Ну как это всё назовёшь? Новая инструкция, новый стиль? Или другая, более культурная категория обыскивающих? Надо было только видеть, как они запечатывали семь громадных мешков с изъятыми «материалами» – подкладывали газеты, упаси Бог, чтоб не накапать сургучом на пол…

Уходя (это было в третьем часу ночи, на вторые сутки), они прощались с нами, как старые друзья после новогодней встречи (это кто-то из них так сострил… ещё острит), а один из Вить (все они были Витями, кроме одного, Владимира Ильича) с извиняющейся интонацией сказал: «Не сердитесь на нас, такая работа…» Я не выдержал и съязвил: «Можно было выбрать и другую».

Обо всём этом я думал, шлёпая по талому криворожскому снегу, о том, как всё отдаляется и отдаляется от меня, как всё более чужим и враждебным становится для меня город, в котором я прожил почти всю свою жизнь, который любил и которым гордился. На место старых, милых, уютных картинок «детства, отрочества и юности» выплыли новые, куда менее милые и уютные.

…Николаевский парк, парк моего детства… По тем же дорожкам, по которым я бегал то ли индейцем, то ли кем-то из «сыщиков и разбойников», я уже «маститым» прохаживался, вроде как и друзья, и вёл «беседу» с тем самым секретарём Ленинского райкома, который стал вдруг писателем, беседовал о том, каким должен быть настоящий коммунист, – это была его работа, за неё он получал не такой уж малый оклад. (Кстати, один из моих приятелей, ныне сидящий, как-то не вытерпев непрекращающейся слежки, обернулся и спросил у своего «мальчика»: «Слушай, сколько ты за это получаешь?» Тот, не моргнув глазом, ответил: «Сто шестьдесят рублей».)
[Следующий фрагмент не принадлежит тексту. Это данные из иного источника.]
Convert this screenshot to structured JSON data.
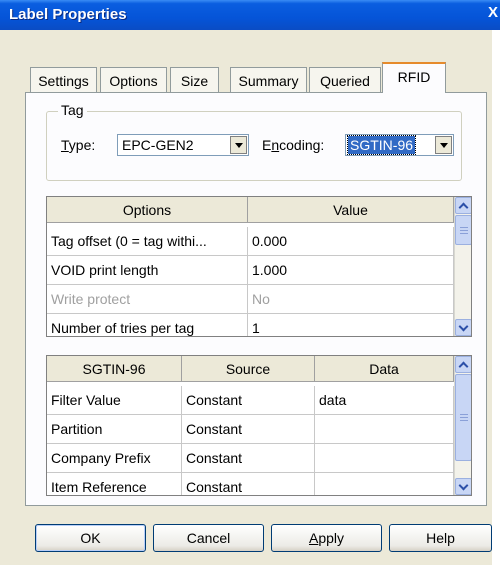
{
  "window": {
    "title": "Label Properties",
    "close_glyph": "X"
  },
  "tabs": [
    {
      "label": "Settings",
      "active": false
    },
    {
      "label": "Options",
      "active": false
    },
    {
      "label": "Size",
      "active": false
    },
    {
      "label": "Summary",
      "active": false
    },
    {
      "label": "Queried",
      "active": false
    },
    {
      "label": "RFID",
      "active": true
    }
  ],
  "tag_group": {
    "legend": "Tag",
    "type_label_prefix": "T",
    "type_label_rest": "ype:",
    "type_value": "EPC-GEN2",
    "encoding_label_prefix": "E",
    "encoding_label_mnemonic": "n",
    "encoding_label_rest": "coding:",
    "encoding_value": "SGTIN-96"
  },
  "options_grid": {
    "headers": [
      "Options",
      "Value"
    ],
    "rows": [
      {
        "option": "Tag offset (0 = tag withi...",
        "value": "0.000",
        "disabled": false
      },
      {
        "option": "VOID print length",
        "value": "1.000",
        "disabled": false
      },
      {
        "option": "Write protect",
        "value": "No",
        "disabled": true
      },
      {
        "option": "Number of tries per tag",
        "value": "1",
        "disabled": false
      }
    ]
  },
  "sgtin_grid": {
    "headers": [
      "SGTIN-96",
      "Source",
      "Data"
    ],
    "rows": [
      {
        "field": "Filter Value",
        "source": "Constant",
        "data": "data"
      },
      {
        "field": "Partition",
        "source": "Constant",
        "data": ""
      },
      {
        "field": "Company Prefix",
        "source": "Constant",
        "data": ""
      },
      {
        "field": "Item Reference",
        "source": "Constant",
        "data": ""
      }
    ]
  },
  "buttons": {
    "ok": "OK",
    "cancel": "Cancel",
    "apply_mnemonic": "A",
    "apply_rest": "pply",
    "help": "Help"
  }
}
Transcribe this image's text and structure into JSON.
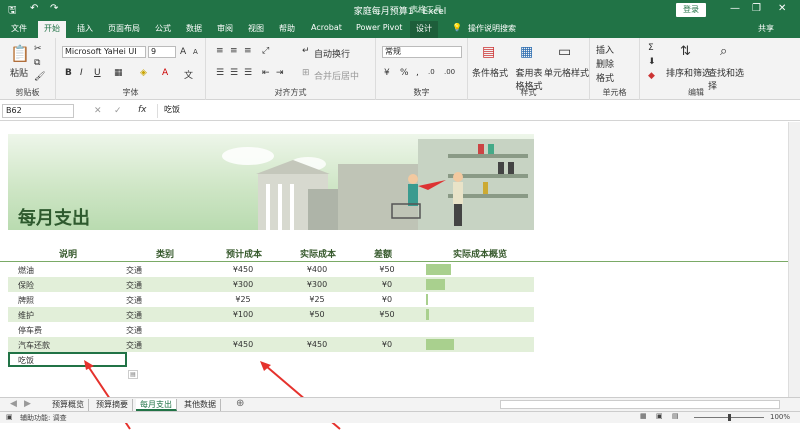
{
  "titlebar": {
    "title": "家庭每月预算1 - Excel",
    "context_tools": "表格工具",
    "login": "登录"
  },
  "tabs": [
    "文件",
    "开始",
    "插入",
    "页面布局",
    "公式",
    "数据",
    "审阅",
    "视图",
    "帮助",
    "Acrobat",
    "Power Pivot",
    "设计"
  ],
  "tell_me": "操作说明搜索",
  "share": "共享",
  "ribbon": {
    "paste": "粘贴",
    "clipboard": "剪贴板",
    "font_name": "Microsoft YaHei UI",
    "font_size": "9",
    "font_group": "字体",
    "wrap": "自动换行",
    "merge": "合并后居中",
    "align_group": "对齐方式",
    "number_format": "常规",
    "number_group": "数字",
    "cond_format": "条件格式",
    "table_format": "套用表格格式",
    "cell_style": "单元格样式",
    "styles_group": "样式",
    "insert": "插入",
    "delete": "删除",
    "format": "格式",
    "cells_group": "单元格",
    "sort_filter": "排序和筛选",
    "find_select": "查找和选择",
    "edit_group": "编辑"
  },
  "formula_bar": {
    "name_box": "B62",
    "fx": "fx",
    "value": "吃饭"
  },
  "sheet": {
    "banner_title": "每月支出",
    "headers": [
      "说明",
      "类别",
      "预计成本",
      "实际成本",
      "差额",
      "实际成本概览"
    ],
    "rows": [
      {
        "desc": "燃油",
        "cat": "交通",
        "est": "¥450",
        "act": "¥400",
        "diff": "¥50",
        "bar": 400
      },
      {
        "desc": "保险",
        "cat": "交通",
        "est": "¥300",
        "act": "¥300",
        "diff": "¥0",
        "bar": 300
      },
      {
        "desc": "牌照",
        "cat": "交通",
        "est": "¥25",
        "act": "¥25",
        "diff": "¥0",
        "bar": 25
      },
      {
        "desc": "维护",
        "cat": "交通",
        "est": "¥100",
        "act": "¥50",
        "diff": "¥50",
        "bar": 50
      },
      {
        "desc": "停车费",
        "cat": "交通",
        "est": "",
        "act": "",
        "diff": "",
        "bar": 0
      },
      {
        "desc": "汽车还款",
        "cat": "交通",
        "est": "¥450",
        "act": "¥450",
        "diff": "¥0",
        "bar": 450
      },
      {
        "desc": "吃饭",
        "cat": "",
        "est": "",
        "act": "",
        "diff": "",
        "bar": 0
      }
    ]
  },
  "sheet_tabs": [
    "预算概览",
    "预算摘要",
    "每月支出",
    "其他数据"
  ],
  "status": {
    "accessibility": "辅助功能: 调查",
    "zoom": "100%"
  },
  "colors": {
    "accent": "#217346",
    "bar": "#a9d08e",
    "annotation": "#e5322d"
  }
}
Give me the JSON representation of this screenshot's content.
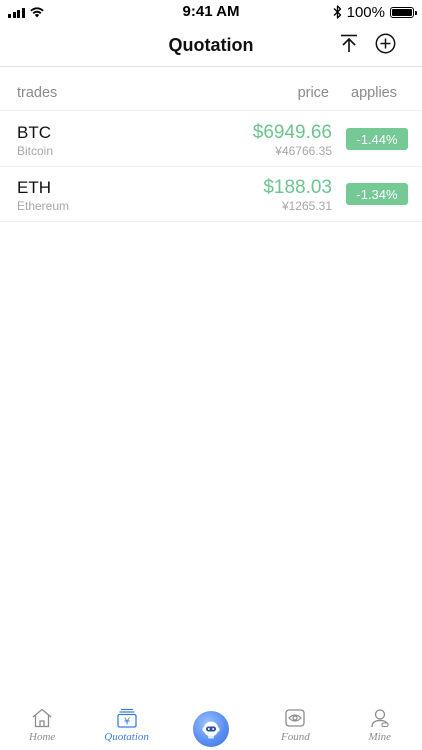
{
  "status_bar": {
    "time": "9:41 AM",
    "battery_text": "100%"
  },
  "nav": {
    "title": "Quotation"
  },
  "table_header": {
    "trades": "trades",
    "price": "price",
    "applies": "applies"
  },
  "rows": [
    {
      "symbol": "BTC",
      "name": "Bitcoin",
      "price_usd": "$6949.66",
      "price_cny": "¥46766.35",
      "change": "-1.44%"
    },
    {
      "symbol": "ETH",
      "name": "Ethereum",
      "price_usd": "$188.03",
      "price_cny": "¥1265.31",
      "change": "-1.34%"
    }
  ],
  "tabs": [
    {
      "label": "Home",
      "icon": "home-icon",
      "active": false
    },
    {
      "label": "Quotation",
      "icon": "quotation-icon",
      "active": true
    },
    {
      "label": "",
      "icon": "robot-icon",
      "active": false
    },
    {
      "label": "Found",
      "icon": "found-icon",
      "active": false
    },
    {
      "label": "Mine",
      "icon": "mine-icon",
      "active": false
    }
  ],
  "colors": {
    "price_green": "#6cc48f",
    "badge_green": "#74c994",
    "active_blue": "#3b7cde",
    "inactive_gray": "#8c8c8c"
  }
}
Пушкинская улица… В этом длинном трёхэтажном, с двумя парадными доме была гимназия Сороколовой, и я в ней учился. Через пятьдесят лет в одной из её аудиторий, ныне кабинете редактора журнала «Радуга», десятка полтора моих «единомышленников по партии» во главе с туповатым генералом, Героем Советского Союза, «прорабатывали» меня за очередные ошибки.

А чуть дальше, минуя бульвар, – Театр русской драмы. Здесь я три года учился в студии и изображал на сцене «3-го мужика» или «4-го горожанина» в пьесе Тренёва «Пугачёвщина». На этом вот крылечке у входа в артистические уборные мы летом, в бородах своих и зипунах, курили и без конца точили языки… Но на это воспоминание напластовалось уже другое – парадное соседнего шестиэтажного дома, в которое, когда я заходил (а там жил мой друг, с которым мы встретимся и будем обсуждать недавние киевские события под сводами Нотр-Дама), всегда обнаруживал лениво слоняющегося у телефонной будки того самого, получающего 160 руб. в месяц…

Трёхсвятительская (ныне на этом отрезке Десятинная) улица. В самом её начале, налево во дворе, жил Серёжа Доманский. У него по вечерам мы собирались и за круглым чёрным столом со свечой (для таинственности) читали друг другу свои литературные опусы, которым в подмётки не годились все эти печатающиеся современные авторы. Иногда, когда надоедало, занимались росписью стен и пола сюрреалистическими, или, как тогда говорили, супрематическими портретами и пейзажами. Теперь, проходя мимо этого двора, я поворачиваю голову не только налево, но и направо – там заслоняет небеса громадное, всё в циклопических колоннах здание обкома партии, где меня дважды исключали и на второй раз исключили-таки из партии. Там милая и даже симпатизировавшая мне Елена Яковлевна, двенадцать лет тому назад просто инструктор, а десять лет спустя уже председатель парткомиссии, учила меня уму-разуму и удивлялась тому, что я давно не перечитывал Ленина («Как? В тяжёлые минуты своей жизни я всегда обращаюсь за советом к Владимиру Ильичу…»).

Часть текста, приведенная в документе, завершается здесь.